He covered two foot of pebbles with the orange sand rolled into them. A tidy job it must be rolling on that slope! Still, the actual gradient was not so steep on the zigzags. One in sixteen perhaps. He covered another two foot of pebbles with orange sand rolled in. How could he? How could he cover another two? His heels were trembling!
Four counties ran out below his feet. To the horizon! He showed him the kingdoms of the earth. As great a view as above Groby, but not purple and with no sea. Trust father to settle where you could see a great view by going up hill. Vox adhaesit. . . . “His feet were rooted to the earth.” . . . No, vox adhaesit faucibus meant that his voice stuck to his jaws. Palate rather. His palate was as dry as sawdust! How could he do it! . . . A terrible thing! They called it Sex! . . . His mother had coerced him into this dry palate and trembling heels by the force of her sex fever. Dreadful good-nights they had had in her boudoir, she forcing and forcing and forcing him with arguments to go. To come here. Beautiful mother! . . . Cruel! Cruel!
The boudoir all lit up. Warm! Scented! Mother’s shoulders! A portrait of Nell Gwynn by Sir Peter Lely. Mrs. de Bray Pape wanted to buy it. Thought she could buy the earth, but Lord Fittleworth only laughed. . . . How had they all got forced down there? By mother. . . . To spy on father.
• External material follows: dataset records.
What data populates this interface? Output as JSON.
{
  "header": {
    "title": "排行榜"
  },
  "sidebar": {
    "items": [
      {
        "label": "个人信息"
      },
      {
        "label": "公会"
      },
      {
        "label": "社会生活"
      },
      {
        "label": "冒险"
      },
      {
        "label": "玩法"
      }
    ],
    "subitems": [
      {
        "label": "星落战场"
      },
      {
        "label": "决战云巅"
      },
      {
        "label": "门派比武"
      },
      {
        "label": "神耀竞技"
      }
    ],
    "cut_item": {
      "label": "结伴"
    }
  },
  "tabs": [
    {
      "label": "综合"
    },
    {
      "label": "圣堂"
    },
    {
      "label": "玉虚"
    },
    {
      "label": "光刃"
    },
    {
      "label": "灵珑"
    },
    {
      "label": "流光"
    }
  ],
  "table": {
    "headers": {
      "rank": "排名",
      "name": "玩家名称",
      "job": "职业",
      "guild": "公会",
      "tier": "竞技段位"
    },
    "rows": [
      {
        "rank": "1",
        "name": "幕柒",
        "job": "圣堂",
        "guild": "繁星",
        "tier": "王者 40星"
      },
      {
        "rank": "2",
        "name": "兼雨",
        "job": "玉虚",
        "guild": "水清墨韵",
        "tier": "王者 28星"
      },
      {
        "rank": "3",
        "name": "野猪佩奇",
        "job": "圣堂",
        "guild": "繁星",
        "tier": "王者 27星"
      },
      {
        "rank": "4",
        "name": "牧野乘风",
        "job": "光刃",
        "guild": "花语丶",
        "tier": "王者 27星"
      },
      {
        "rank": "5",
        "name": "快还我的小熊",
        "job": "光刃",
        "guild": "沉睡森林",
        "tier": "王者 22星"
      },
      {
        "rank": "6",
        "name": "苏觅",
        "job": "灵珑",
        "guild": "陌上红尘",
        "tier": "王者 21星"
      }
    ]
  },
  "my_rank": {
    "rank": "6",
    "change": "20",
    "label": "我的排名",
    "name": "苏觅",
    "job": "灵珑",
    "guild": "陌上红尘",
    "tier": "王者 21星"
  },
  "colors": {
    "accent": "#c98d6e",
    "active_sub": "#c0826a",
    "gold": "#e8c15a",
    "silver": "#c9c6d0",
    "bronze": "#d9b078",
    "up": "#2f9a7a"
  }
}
Mother had never set any store by Fittleworth — good fellow Fittleworth, good landlord! — till last winter when she had got to know that father had bought this place. Then it was Fittleworth, Fittleworth, Fittleworth! Lunches, dinner, dances at the Ambassadors. Fittleworth wasn’t saying no. Who could say no to mother with her figure in the saddle and her hair?
If he had known when they came down to Fittleworth’s last winter what he knew now! He knew now that his mother, come down for the hunting, though she had never taken much stock in hunting . . . Still, she could ride. Jove, she could ride.
He had gone queer all over again and again at first in taking those leaps that she took laughing. Diana, that’s what she was. . . . Well, no, Diana was . . . His mother, come down for the hunting, was there to torment father and his . . . companion. She had told him. Laughing in that way she had. . . . It must be sex cruelty! . . . Laughing like those Leonardi-do-da. . . . Well, Vinci women. A queer laugh, ending with a crooked smile. . . . In correspondence with Father’s servants. . . . Dressing up as a housemaid and looking over the hedge.
How could she do it? How? How could she force him to be here? What would Monty, the Prime Minister’s son, Dobles, Porter — fat ass because his father was too beastly rich — what would his set think at Cambridge? They were all Marxist–Communists to a man. But still . . .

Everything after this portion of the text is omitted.